Dychtwald, Maddy Kent 1952-

views updated

DYCHTWALD, Maddy Kent 1952-

PERSONAL:

Born February 13, 1952, in Newark, NJ; daughter of Stanley and Sally Susan (Gordet) Fusco; married Kenneth Mark Dychtwald (a consultant), November 24, 1983; children: Casey, Zakary. Education: New York University, B.A. (magna cum laude), 1974.

ADDRESSES:

Office—Age Wave, Inc., 2000 Powell St., Ste. 1680, Emeryville, CA 94608-1861; fax: 925-254-1513. E-mail—[email protected].

CAREER:

Consultant and speaker.

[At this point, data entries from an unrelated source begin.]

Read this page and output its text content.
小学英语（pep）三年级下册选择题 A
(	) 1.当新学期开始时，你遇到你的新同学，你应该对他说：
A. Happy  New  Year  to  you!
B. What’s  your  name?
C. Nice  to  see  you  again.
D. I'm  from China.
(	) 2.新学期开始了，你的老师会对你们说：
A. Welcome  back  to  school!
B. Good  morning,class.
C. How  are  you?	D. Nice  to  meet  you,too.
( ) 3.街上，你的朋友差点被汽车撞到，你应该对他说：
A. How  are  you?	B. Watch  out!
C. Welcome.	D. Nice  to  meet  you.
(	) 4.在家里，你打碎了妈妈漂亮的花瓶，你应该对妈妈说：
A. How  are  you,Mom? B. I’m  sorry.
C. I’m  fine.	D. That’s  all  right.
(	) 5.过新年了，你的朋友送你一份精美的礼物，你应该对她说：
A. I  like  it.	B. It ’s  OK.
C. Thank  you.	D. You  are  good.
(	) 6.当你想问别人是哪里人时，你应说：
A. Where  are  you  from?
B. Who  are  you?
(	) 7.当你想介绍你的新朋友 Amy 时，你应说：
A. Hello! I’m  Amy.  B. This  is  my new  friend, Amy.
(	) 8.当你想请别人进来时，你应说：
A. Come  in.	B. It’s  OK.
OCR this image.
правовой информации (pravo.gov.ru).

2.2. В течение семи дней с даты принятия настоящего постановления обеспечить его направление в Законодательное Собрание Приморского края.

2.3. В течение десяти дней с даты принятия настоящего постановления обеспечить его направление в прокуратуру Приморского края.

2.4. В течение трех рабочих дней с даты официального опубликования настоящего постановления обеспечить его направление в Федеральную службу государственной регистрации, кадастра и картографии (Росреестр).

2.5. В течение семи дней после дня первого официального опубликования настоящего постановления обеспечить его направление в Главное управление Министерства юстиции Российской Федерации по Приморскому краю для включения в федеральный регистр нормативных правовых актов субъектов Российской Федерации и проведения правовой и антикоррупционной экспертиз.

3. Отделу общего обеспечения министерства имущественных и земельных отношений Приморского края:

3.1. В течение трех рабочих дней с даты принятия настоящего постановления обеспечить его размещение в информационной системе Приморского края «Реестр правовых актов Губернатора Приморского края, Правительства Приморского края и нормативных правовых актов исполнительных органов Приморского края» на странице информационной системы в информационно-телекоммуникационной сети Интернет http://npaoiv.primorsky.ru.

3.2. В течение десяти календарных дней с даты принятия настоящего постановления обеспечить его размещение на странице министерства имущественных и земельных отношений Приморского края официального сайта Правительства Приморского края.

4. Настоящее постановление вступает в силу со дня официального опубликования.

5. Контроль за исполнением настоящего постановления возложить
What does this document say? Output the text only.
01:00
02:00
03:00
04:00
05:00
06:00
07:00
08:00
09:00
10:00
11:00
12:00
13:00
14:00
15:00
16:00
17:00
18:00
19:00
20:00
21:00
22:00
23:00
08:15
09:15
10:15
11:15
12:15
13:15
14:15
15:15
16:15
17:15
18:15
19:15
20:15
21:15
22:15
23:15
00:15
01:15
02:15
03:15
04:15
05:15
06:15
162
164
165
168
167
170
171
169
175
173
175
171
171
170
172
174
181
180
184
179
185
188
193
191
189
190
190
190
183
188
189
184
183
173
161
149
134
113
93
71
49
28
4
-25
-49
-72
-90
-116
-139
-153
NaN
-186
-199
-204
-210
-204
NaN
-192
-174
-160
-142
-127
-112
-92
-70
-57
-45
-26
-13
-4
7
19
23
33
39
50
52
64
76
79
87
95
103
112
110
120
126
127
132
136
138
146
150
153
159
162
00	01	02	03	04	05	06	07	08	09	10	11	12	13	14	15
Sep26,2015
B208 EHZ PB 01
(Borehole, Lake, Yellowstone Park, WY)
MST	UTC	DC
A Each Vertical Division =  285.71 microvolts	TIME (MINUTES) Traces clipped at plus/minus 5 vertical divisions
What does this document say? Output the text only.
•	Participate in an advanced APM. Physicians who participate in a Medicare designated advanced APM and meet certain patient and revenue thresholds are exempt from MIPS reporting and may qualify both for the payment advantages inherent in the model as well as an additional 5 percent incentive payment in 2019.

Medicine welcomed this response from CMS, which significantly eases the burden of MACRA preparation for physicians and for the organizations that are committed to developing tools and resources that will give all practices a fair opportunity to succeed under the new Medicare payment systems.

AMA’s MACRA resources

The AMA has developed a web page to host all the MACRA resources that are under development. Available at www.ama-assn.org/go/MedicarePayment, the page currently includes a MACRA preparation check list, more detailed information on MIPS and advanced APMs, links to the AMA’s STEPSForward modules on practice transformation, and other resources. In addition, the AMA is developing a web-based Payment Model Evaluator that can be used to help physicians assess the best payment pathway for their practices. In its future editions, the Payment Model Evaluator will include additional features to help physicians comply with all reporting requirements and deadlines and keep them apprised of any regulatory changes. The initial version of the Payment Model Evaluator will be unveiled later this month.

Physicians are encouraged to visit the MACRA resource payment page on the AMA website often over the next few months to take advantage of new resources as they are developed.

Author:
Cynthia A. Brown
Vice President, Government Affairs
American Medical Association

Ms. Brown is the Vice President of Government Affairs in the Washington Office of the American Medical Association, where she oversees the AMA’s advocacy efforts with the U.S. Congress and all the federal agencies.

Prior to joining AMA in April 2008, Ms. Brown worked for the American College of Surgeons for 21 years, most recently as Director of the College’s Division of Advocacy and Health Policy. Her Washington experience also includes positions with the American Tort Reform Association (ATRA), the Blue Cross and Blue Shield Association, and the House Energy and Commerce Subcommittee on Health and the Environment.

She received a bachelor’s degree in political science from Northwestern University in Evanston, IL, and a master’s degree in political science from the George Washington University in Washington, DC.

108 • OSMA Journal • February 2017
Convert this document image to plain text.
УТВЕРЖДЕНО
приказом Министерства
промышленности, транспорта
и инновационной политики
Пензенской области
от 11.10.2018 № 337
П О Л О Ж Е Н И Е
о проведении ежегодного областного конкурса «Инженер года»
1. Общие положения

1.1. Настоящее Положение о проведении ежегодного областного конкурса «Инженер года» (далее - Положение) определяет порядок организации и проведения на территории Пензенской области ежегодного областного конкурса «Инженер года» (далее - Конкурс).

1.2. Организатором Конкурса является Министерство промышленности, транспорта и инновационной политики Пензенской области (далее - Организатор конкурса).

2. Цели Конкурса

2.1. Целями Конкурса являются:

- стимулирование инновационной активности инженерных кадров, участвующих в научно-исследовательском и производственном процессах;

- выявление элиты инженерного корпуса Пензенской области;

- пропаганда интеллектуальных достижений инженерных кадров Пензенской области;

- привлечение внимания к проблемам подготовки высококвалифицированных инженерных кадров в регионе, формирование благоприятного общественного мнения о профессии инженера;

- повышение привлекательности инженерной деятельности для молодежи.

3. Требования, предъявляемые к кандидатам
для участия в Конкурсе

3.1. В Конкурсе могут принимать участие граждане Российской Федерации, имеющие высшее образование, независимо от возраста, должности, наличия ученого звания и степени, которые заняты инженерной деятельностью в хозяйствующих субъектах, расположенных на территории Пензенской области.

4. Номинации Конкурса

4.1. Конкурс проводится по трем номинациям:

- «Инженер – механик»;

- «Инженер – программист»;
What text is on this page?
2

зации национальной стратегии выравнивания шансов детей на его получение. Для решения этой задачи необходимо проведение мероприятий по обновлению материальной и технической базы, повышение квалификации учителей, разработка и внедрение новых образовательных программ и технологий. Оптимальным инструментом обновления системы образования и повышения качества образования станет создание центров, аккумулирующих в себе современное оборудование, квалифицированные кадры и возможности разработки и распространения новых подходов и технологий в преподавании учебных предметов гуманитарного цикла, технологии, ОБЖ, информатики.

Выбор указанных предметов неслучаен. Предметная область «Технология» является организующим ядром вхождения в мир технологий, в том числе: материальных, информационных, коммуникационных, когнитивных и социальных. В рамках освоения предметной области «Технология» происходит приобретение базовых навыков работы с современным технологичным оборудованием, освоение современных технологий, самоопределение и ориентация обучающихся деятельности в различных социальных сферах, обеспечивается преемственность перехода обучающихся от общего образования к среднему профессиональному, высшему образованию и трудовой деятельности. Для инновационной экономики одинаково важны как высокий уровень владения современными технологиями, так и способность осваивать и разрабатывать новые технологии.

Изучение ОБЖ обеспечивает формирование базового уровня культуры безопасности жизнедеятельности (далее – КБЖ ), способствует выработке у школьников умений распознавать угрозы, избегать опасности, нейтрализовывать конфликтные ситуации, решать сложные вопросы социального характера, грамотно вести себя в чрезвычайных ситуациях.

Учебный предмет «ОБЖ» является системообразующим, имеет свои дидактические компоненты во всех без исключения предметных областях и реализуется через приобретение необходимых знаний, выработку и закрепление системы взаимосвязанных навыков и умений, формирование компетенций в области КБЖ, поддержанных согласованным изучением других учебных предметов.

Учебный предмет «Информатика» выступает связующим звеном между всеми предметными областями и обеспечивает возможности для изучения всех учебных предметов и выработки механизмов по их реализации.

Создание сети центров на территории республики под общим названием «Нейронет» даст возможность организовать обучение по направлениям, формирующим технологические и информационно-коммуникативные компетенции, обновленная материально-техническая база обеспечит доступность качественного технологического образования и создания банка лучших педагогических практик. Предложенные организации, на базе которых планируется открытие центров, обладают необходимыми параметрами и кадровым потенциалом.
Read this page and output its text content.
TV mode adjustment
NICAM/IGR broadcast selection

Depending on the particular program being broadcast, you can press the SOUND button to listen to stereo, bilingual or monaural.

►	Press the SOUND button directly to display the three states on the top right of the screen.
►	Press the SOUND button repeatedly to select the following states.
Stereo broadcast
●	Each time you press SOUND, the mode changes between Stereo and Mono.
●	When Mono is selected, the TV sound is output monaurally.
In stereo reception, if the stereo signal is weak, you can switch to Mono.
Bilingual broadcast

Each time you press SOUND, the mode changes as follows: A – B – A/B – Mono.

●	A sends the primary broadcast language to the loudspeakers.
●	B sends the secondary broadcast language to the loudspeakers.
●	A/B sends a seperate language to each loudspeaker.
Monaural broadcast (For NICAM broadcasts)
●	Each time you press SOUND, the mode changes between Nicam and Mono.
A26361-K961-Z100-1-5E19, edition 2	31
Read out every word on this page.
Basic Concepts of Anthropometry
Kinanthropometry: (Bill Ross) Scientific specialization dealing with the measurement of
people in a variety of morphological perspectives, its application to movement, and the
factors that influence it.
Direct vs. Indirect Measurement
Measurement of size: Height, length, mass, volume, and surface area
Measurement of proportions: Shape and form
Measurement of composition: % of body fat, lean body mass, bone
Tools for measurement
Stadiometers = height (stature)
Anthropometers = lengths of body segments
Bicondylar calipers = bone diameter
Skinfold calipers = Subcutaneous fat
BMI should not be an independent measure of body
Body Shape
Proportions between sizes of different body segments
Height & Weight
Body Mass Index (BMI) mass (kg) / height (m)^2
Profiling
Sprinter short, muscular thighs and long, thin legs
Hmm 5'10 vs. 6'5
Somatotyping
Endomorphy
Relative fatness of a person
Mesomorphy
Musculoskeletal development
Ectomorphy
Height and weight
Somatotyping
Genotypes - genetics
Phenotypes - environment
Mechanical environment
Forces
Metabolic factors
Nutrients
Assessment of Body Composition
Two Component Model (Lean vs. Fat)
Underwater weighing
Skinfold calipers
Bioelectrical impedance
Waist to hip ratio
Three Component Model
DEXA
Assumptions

Actress, 1974-83; Dychtwald & Associates (marketing consultants), Emeryville, CA, director of special projects, 1983-86; Age Wave, Inc. (generational marketing consultants), Emeryville, cofounder (with husband), 1986—, director of communications, 1986, vice president of communications, 1987-90, senior vice president of communications, 1990-95, business development.

MEMBER:

International Association of Business Communicators, National Association of Female Executives, Screen Actors Guild, American Federation of Television and Radio Actors, American Film Institute.

WRITINGS:

Cycles: How We Will Live, Work, and Buy, Free Press (New York, NY), 2003.

Contributor to journals, including Journal of Consumer Marketing.

WORK IN PROGRESS:

Power Trends: Boomer Impact on the New Millennium Generation.

SIDELIGHTS:

Maddy Kent Dychtwald, an authority on generational marketing, cofounded Age Wave with her husband Ken, whose book of the same title was published in 1989. Dychtwald is a frequent speaker before corporations and charts the trends that help businesses plan their marketing campaigns.

Dychtwald noted in a Journal of Consumer Marketing article that "we see a tremendous growth in the over-fifty-five population." She also pointed out a shrinking younger population. This is due to the fact that baby boomers had fewer children; more than one fourth had no children, and another fourth had only one. "In a real reversal of the status quo, there are now more Americans over the age of sixty-five than teenagers," Dychtwald stated. From a marketing standpoint, this means that the age group typically targeted by advertising, those from eighteen to thirty-four, is shrinking, while the group of affluent adults over fifty is expanding. Businesses need to be able to see this change of market.

Dychtwald emphasizes the importance of recognizing the needs of older adults and suggests that more products and services must be created to meet them. At the same time, she projects that the boomer generation won't even consider themselves to be seniors until they are about eighty, much older than the previous generations. They will be more active and healthy, often working well beyond traditional retirement age, and will have the largest disposable income of any group, which they will enjoy spending on themselves and their grandchildren.

She felt gerontophobia is most destructive "in the media, which is so youth-obsessed, in marketing, which often portrays old people negatively, and in the workplace, where many young and usually well-meaning managers hold a variety of misconceptions about productivity and aging." Dychtwald said that age prejudice is not fact-based, and named a number of high achievers of later years, including Johann Wolfgang von Goethe, who finished Faust after the age of eighty, and Michelangelo Buonarrati, who was appointed chief architect of St. Peter's Cathedral in Rome when he was seventy-one.

In Dychtwald's Cycles: How We Will Live, Work, and Buy, she says that people are now living their lives according to cycles, rather than age. These cycles include people remarrying, having children, changing careers, and returning to work at much later ages than have previous generations. A Publishers Weekly reviewer believed that many of her observations have been well-known for many years, rendering the book "already behind the times itself."

Cecil Johnson reviewed Cycles for SiliconValley.com, saying that "the influence of baby boomers in pioneering lifestyle changes is one of the dominant themes of Dychtwald's treatise. She traces their effect upon society from youth through adulthood and to approaching senior citizenship.… It is that cyclic, as opposed to linear, approach to living that Dychtwald perceives to be the new wave."

BIOGRAPHICAL AND CRITICAL SOURCES:

PERIODICALS

Discount Store News, June 5, 1995, "A Generation Comes of Age," p. 22.

Journal of Consumer Marketing, fall-winter, 1997, Maddy Kent Dychtwald, "Marketplace 2000: Riding the Wave of Population Change," pp. 271-275.

Publishers Weekly, October 2, 2002, review of Cycles: How We Will Live, Work, and Buy.